Unlike the French, the Germans and the Italians owned up to their loses. They’ll be champions again one day.

Stephen Marche
Alessandra Tarantino/AP

Winning isn’t everything. It’s not the only thing, either, as Vince Lombardi would have us believe. It is, in fact, a rare thing. (Just ask the Dutch, who have now flubbed out of a record three World Cup finals. Their loss was rough and they took it badly, whining about the referee without cause.) The World Cup in South Africa 2010 produced one winner and 31 losers, many more if you include all the teams that never made it to the tournament. And while Spain will go down in history, the rest will all be forgotten. Which is a shame. The losers, after all, make up the bulk of the competitors and the way they lose is so much more revealing than the way they win, each defeat a minor insight into national characteristics. To steal from Tolstoy: all victories are alike; every defeat is miserable in its own way.
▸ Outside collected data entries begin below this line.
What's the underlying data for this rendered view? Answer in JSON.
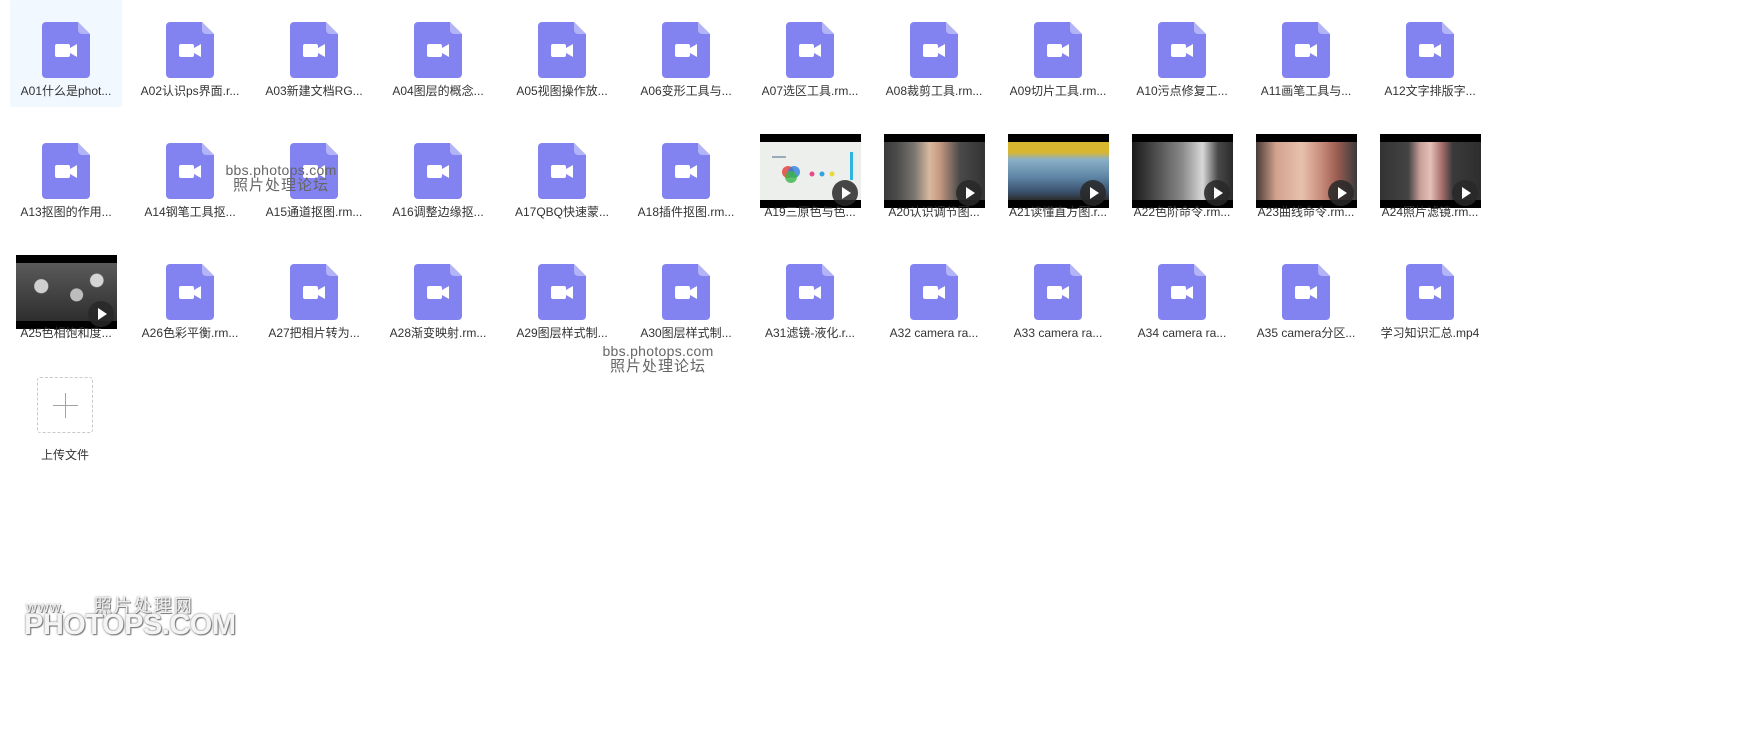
{
  "files": [
    {
      "name": "A01什么是phot...",
      "kind": "doc",
      "selected": true
    },
    {
      "name": "A02认识ps界面.r...",
      "kind": "doc"
    },
    {
      "name": "A03新建文档RG...",
      "kind": "doc"
    },
    {
      "name": "A04图层的概念...",
      "kind": "doc"
    },
    {
      "name": "A05视图操作放...",
      "kind": "doc"
    },
    {
      "name": "A06变形工具与...",
      "kind": "doc"
    },
    {
      "name": "A07选区工具.rm...",
      "kind": "doc"
    },
    {
      "name": "A08裁剪工具.rm...",
      "kind": "doc"
    },
    {
      "name": "A09切片工具.rm...",
      "kind": "doc"
    },
    {
      "name": "A10污点修复工...",
      "kind": "doc"
    },
    {
      "name": "A11画笔工具与...",
      "kind": "doc"
    },
    {
      "name": "A12文字排版字...",
      "kind": "doc"
    },
    {
      "name": "A13抠图的作用...",
      "kind": "doc"
    },
    {
      "name": "A14钢笔工具抠...",
      "kind": "doc"
    },
    {
      "name": "A15通道抠图.rm...",
      "kind": "doc"
    },
    {
      "name": "A16调整边缘抠...",
      "kind": "doc"
    },
    {
      "name": "A17QBQ快速蒙...",
      "kind": "doc"
    },
    {
      "name": "A18插件抠图.rm...",
      "kind": "doc"
    },
    {
      "name": "A19三原色与色...",
      "kind": "video",
      "thumb": "rgb-circles"
    },
    {
      "name": "A20认识调节图...",
      "kind": "video",
      "thumb": "portrait-editor"
    },
    {
      "name": "A21读懂直方图.r...",
      "kind": "video",
      "thumb": "landscape-yellow"
    },
    {
      "name": "A22色阶命令.rm...",
      "kind": "video",
      "thumb": "grayscale-gradient"
    },
    {
      "name": "A23曲线命令.rm...",
      "kind": "video",
      "thumb": "face-closeup"
    },
    {
      "name": "A24照片滤镜.rm...",
      "kind": "video",
      "thumb": "portrait-filter"
    },
    {
      "name": "A25色相饱和度...",
      "kind": "video",
      "thumb": "flowers-bw"
    },
    {
      "name": "A26色彩平衡.rm...",
      "kind": "doc"
    },
    {
      "name": "A27把相片转为...",
      "kind": "doc"
    },
    {
      "name": "A28渐变映射.rm...",
      "kind": "doc"
    },
    {
      "name": "A29图层样式制...",
      "kind": "doc"
    },
    {
      "name": "A30图层样式制...",
      "kind": "doc"
    },
    {
      "name": "A31滤镜-液化.r...",
      "kind": "doc"
    },
    {
      "name": "A32 camera ra...",
      "kind": "doc"
    },
    {
      "name": "A33 camera ra...",
      "kind": "doc"
    },
    {
      "name": "A34 camera ra...",
      "kind": "doc"
    },
    {
      "name": "A35 camera分区...",
      "kind": "doc"
    },
    {
      "name": "学习知识汇总.mp4",
      "kind": "doc"
    }
  ],
  "upload": {
    "label": "上传文件"
  },
  "watermarks": [
    {
      "line1": "bbs.photops.com",
      "line2": "照片处理论坛"
    },
    {
      "line1": "bbs.photops.com",
      "line2": "照片处理论坛"
    }
  ],
  "logo": {
    "prefix": "www.",
    "cn": "照片处理网",
    "brand": "PHOTOPS.COM"
  },
  "colors": {
    "doc_icon": "#8282f0",
    "doc_fold": "#b3b3f7",
    "selected_bg": "#f2f8ff"
  },
  "icons": {
    "doc": "video-file-icon",
    "play": "play-icon",
    "upload": "plus-icon"
  }
}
Even though the favourite won in the end, when compared to other World Cups, South Africa 2010 was a tournament of especially gruesome flame-outs and disasters. It was a year of massive upsets, when a psychic German octopus had better luck picking the outcomes of matches than the bookies and pundits. The French squad had the most ignominious exit from any World Cup in recent memory. When they lost 1-0 to Senegal in the World Cup in 2002, it was amusing. But even the most devoted Gallophobe has to feel sorry for the grotesque fiasco of les bleus this time around. After cheating their way into the tournament, with Thierry Henry’s vile handball against Ireland, on arrival they promptly surrendered. Their collapse began in the game against Mexico during the half-time discussions between Nicolas Anelka, the enfant terrible of French football, and the French coach Raymond Domenech, in which the player suggested that the coach should indulge in self-love, or words to that effect. After the comment was leaked to the press, the French Football Association sent Anelka home, the captain Patrice Evra speculated about a “traitor” in the team, and the rest of the French squad refused to attend practice in protest. Meanwhile, they were losing with dreadful soullessness to teams with half their talent.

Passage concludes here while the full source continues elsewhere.